Certes, des gens me disent que dans les pays musulmans comme l’Algérie ou le Maroc, les policières ne portent pas de hijab et c’est parfaitement leur droit, mais je n’arrive pas à me résoudre à penser que c’est un bon argument. En quoi cela justifie ou non d’autoriser le port du hijab ici? Je considère cela comme une forme d’appel au clan qui est l’un des sophismes que l’on apprend à définir en première secondaire.

Je crois que le seul bon argument que j’ai vu étais le suivant : « Qu’arrivera-t-il quand une musulmane avec un hijab ira arrêter un juif? » Question très pertinente, mais qui démontre un grave problème de vivre-ensemble et de tolérance. Comme si nous pouvions choisir par qui nous nous faisons arrêter et comme si les policiers avaient le choix des personnes qu’ils doivent arrêter.

Objectivité hypocrite

La neutralité des représentants de l’État ressort souvent parmi les arguments des nationalistes pro laïcité, mais laissez-moi vous rappeler que matricule 728 était également supposée être objective, que les enseignants en classe aussi doivent être objectifs… et que les journalistes que vous lisez ou écoutez régulièrement aussi sont supposés être objectifs.

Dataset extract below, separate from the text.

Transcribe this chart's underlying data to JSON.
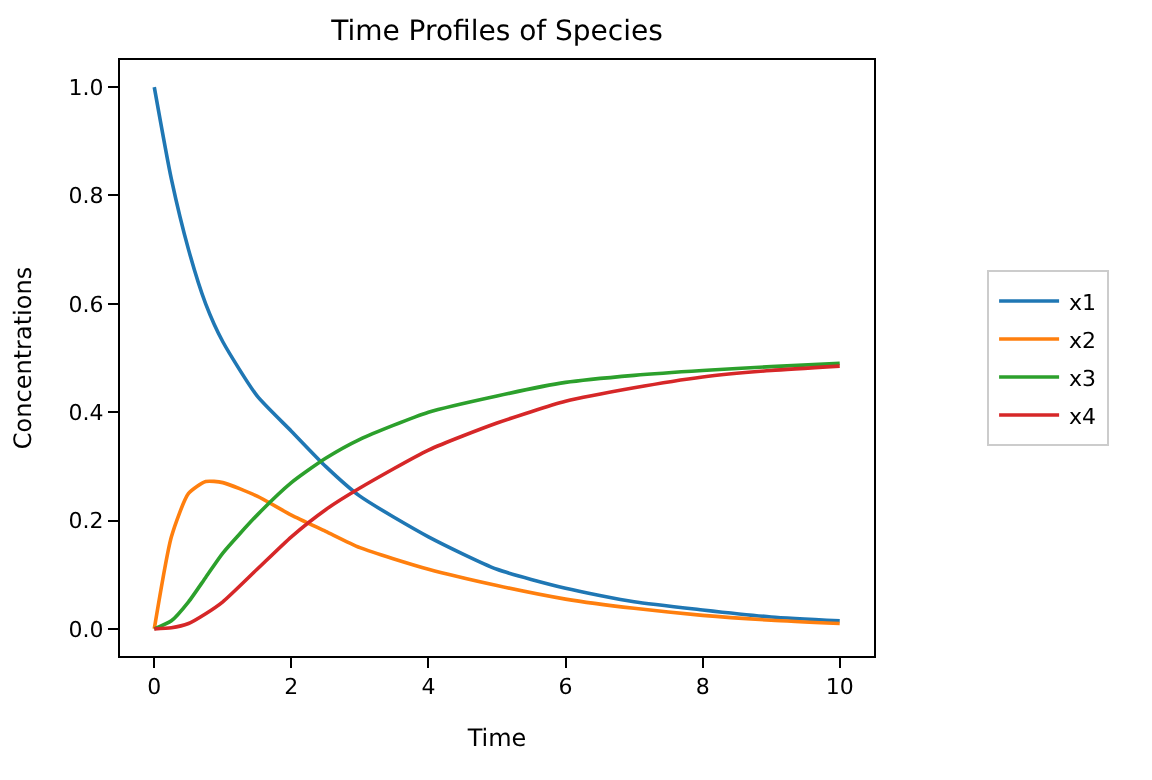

La réalité, c’est que l’objectivité n’est qu’un concept hypocrite, car personne ne l’est réellement et c’est pour cela que la subjectivité finira par transparaître d’une manière ou d’une autre, avec ou sans signe religieux.

Manque de courage

On me souffle également à l’oreille qu’une crainte latente subsiste parmi les nationalistes, car ils croient que si l’on accorde ne serait-ce qu’un petit accommodement à des communautés religieuses, elles vont prendre un pied dès qu’elles auront un pouce. Navré de vous décevoir, mais ce n’est pas une caractéristique des musulmans ou d’un quelconque groupe religieux, c’est une caractéristique humaine.

Et si nos politiciens manquent de courage pour refuser l’inacceptable ou sont trop bornés pour accepter ce qui est raisonnable, c’est qu’il y a clairement un manque d’équilibre à quelque part à l’Assemblée nationale. Un peu de pragmatisme ne ferait pas de mal, mais le pragmatisme n’est pas la plus grande qualité des Québécois, autrement, ils s’offusqueraient bien plus des scandales économiques et des problèmes en éducation et en santé que de cette chronique.